# woman in graphite



## PencilMeIn (Sep 2, 2010)

My friend asked me to do this drawing of her friend who recently died. She wants to give the drawing to this woman's son.


----------



## Michael Graves (Nov 30, 2011)

Very nice! I see your back with a vengeance! Love the detail


----------



## PencilMeIn (Sep 2, 2010)

Thanks Michael! I can't seem to find the time to draw as much as I would like...or should, but I've gotten enough commissions to keep me busy for awhile.


----------



## Sean (Aug 6, 2011)

Dang, that's nice. I love the hair. Any tips?


----------



## PencilMeIn (Sep 2, 2010)

Thanks Sean! Tips on doing the hair? Well, with animals being my subject of choice hair usually come easy to me, but what I do is many layers of alternating hard and soft leads. I start with say a 2H (hard), then a layer of HB, blend, take out highlights with kneaded eraser, add a layer of 2B (soft) and continue the process until I get the look I want. Depending on the darkness of hair I will go as soft as 4B and 6B. Hope that helps!


----------



## Hickory67 (Mar 26, 2012)

Very nice work! Thanks for posting the tip on doing hair - very useful.


----------



## PencilMeIn (Sep 2, 2010)

Thanks Shane, and glad I could be of help!


----------



## chanda95 (Apr 6, 2011)

Its really nice!! Lovely piece. One to really be proud of!


----------



## Jeff (May 31, 2011)

great job pmi!


----------



## PencilMeIn (Sep 2, 2010)

Thanks, guys!


----------



## George924 (Oct 8, 2012)

Great works, the portrait is one of the most unforgiving things one can take on as an artist, you have seemed to handle the proportions and layout very nicely. In this piece though what lays a problem for me is the tonal value of dark and light. It pretty much stays in all the same range...could have been a much stronger piece if some of the dark's were darker and the lights light.

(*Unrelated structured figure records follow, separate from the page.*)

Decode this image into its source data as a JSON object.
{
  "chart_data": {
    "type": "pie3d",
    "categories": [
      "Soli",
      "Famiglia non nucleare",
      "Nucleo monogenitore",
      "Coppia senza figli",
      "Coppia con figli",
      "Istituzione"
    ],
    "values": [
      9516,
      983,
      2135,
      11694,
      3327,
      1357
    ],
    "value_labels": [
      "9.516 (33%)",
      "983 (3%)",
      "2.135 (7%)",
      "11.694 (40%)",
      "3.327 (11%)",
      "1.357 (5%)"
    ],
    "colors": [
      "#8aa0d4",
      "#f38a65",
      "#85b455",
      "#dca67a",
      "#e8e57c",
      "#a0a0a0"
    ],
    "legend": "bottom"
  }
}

Such as the hair and shirt being the darkest of the piece to capture the face and frame it in as to let the viewer stay focused on the face and the eyes, nose and mouth to stand out a bit more by getting them almost as dark as the hair and shirt. Still a very nice portrait...


----------



## PencilMeIn (Sep 2, 2010)

Thanks for the tips! I'm always being told to darken my darks, lol. Something I'm trying to work on.


----------